= Pernik sword =

Medieval sword found in Bulgaria

The Pernik sword is a medieval double-edged iron sword unearthed in the ruins of the medieval fortress of Krakra near Pernik, western Bulgaria, on 1 January 1921. It bears an inscription in silver inlay on the blade. The sword is preserved in the National Archaeological Museum of Bulgaria in Sofia. The sword is 96 cm long and up to 4.5 cm wide.

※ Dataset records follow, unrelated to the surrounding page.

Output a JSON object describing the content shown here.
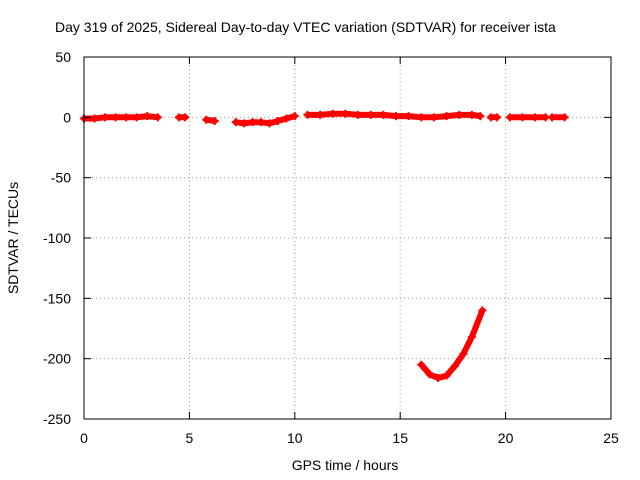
{
  "chart_data": {
    "type": "scatter",
    "title": "Day 319 of 2025, Sidereal Day-to-day VTEC variation (SDTVAR) for receiver ista",
    "xlabel": "GPS time / hours",
    "ylabel": "SDTVAR / TECUs",
    "xlim": [
      0,
      25
    ],
    "ylim": [
      -250,
      50
    ],
    "xticks": [
      0,
      5,
      10,
      15,
      20,
      25
    ],
    "yticks": [
      50,
      0,
      -50,
      -100,
      -150,
      -200,
      -250
    ],
    "grid": true,
    "marker": "plus",
    "series": [
      {
        "color": "#ff0000",
        "segments": [
          [
            [
              0.0,
              -1
            ],
            [
              0.5,
              -1
            ],
            [
              1.0,
              0
            ],
            [
              1.5,
              0
            ],
            [
              2.0,
              0
            ],
            [
              2.5,
              0
            ],
            [
              3.0,
              1
            ],
            [
              3.5,
              0
            ]
          ],
          [
            [
              4.5,
              0
            ],
            [
              4.8,
              0
            ]
          ],
          [
            [
              5.8,
              -2
            ],
            [
              6.2,
              -3
            ]
          ],
          [
            [
              7.2,
              -4
            ],
            [
              7.6,
              -5
            ],
            [
              8.0,
              -4
            ],
            [
              8.4,
              -4
            ],
            [
              8.8,
              -5
            ],
            [
              9.2,
              -3
            ],
            [
              9.6,
              -1
            ],
            [
              10.0,
              1
            ]
          ],
          [
            [
              10.6,
              2
            ],
            [
              11.2,
              2
            ],
            [
              11.8,
              3
            ],
            [
              12.4,
              3
            ],
            [
              13.0,
              2
            ],
            [
              13.6,
              2
            ],
            [
              14.2,
              2
            ],
            [
              14.8,
              1
            ],
            [
              15.4,
              1
            ],
            [
              16.0,
              0
            ],
            [
              16.6,
              0
            ],
            [
              17.2,
              1
            ],
            [
              17.8,
              2
            ],
            [
              18.4,
              2
            ],
            [
              18.8,
              1
            ]
          ],
          [
            [
              19.3,
              0
            ],
            [
              19.6,
              0
            ]
          ],
          [
            [
              20.2,
              0
            ],
            [
              20.8,
              0
            ],
            [
              21.4,
              0
            ],
            [
              21.9,
              0
            ]
          ],
          [
            [
              22.2,
              0
            ],
            [
              22.8,
              0
            ]
          ],
          [
            [
              16.0,
              -205
            ],
            [
              16.4,
              -213
            ],
            [
              16.8,
              -216
            ],
            [
              17.2,
              -214
            ],
            [
              17.6,
              -206
            ],
            [
              18.0,
              -196
            ],
            [
              18.4,
              -182
            ],
            [
              18.9,
              -160
            ]
          ]
        ]
      }
    ]
  }
}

The blade inscription is typical of the 12th-century "garbled" in nomine type, reading +IHININIhVILPIDHINIhVILPN+. Comparable blade inscriptions range from the comparatively clear NNOMNEDMN to the heavily distorted 00NINOMINED, OIEDOMINI, INNIOINNEDINI. There is a scholarly tradition of attempts to interpret this type of inscription as abbreviations or contractions, e.g. reading INPMPNC as I(n) n(omine) p(atris) M(ater) p(atris) n(ostri) C(hristi)'. Following such proposals, Mihailov (1985) proposed a tentative reading of the Pernik inscription along the lines of "IH(ESUS). IN I(HESUS) N(OMINE). IH(ESUS) VI(RGO). L(AUS) P(ATRIS) I(HESUS) D(OMINI) H(RISTUS). IN IH(ESUS) VI(RGO). L(AUS) P(ATRIS) N(OSTRIS)".
By contrast, Dentschewa (2005) argued for a Lombardic interpretation of IH INI NI hVIL PIDH, INI hVIL PN, meaning 'I do not await eternity, I am eternity'.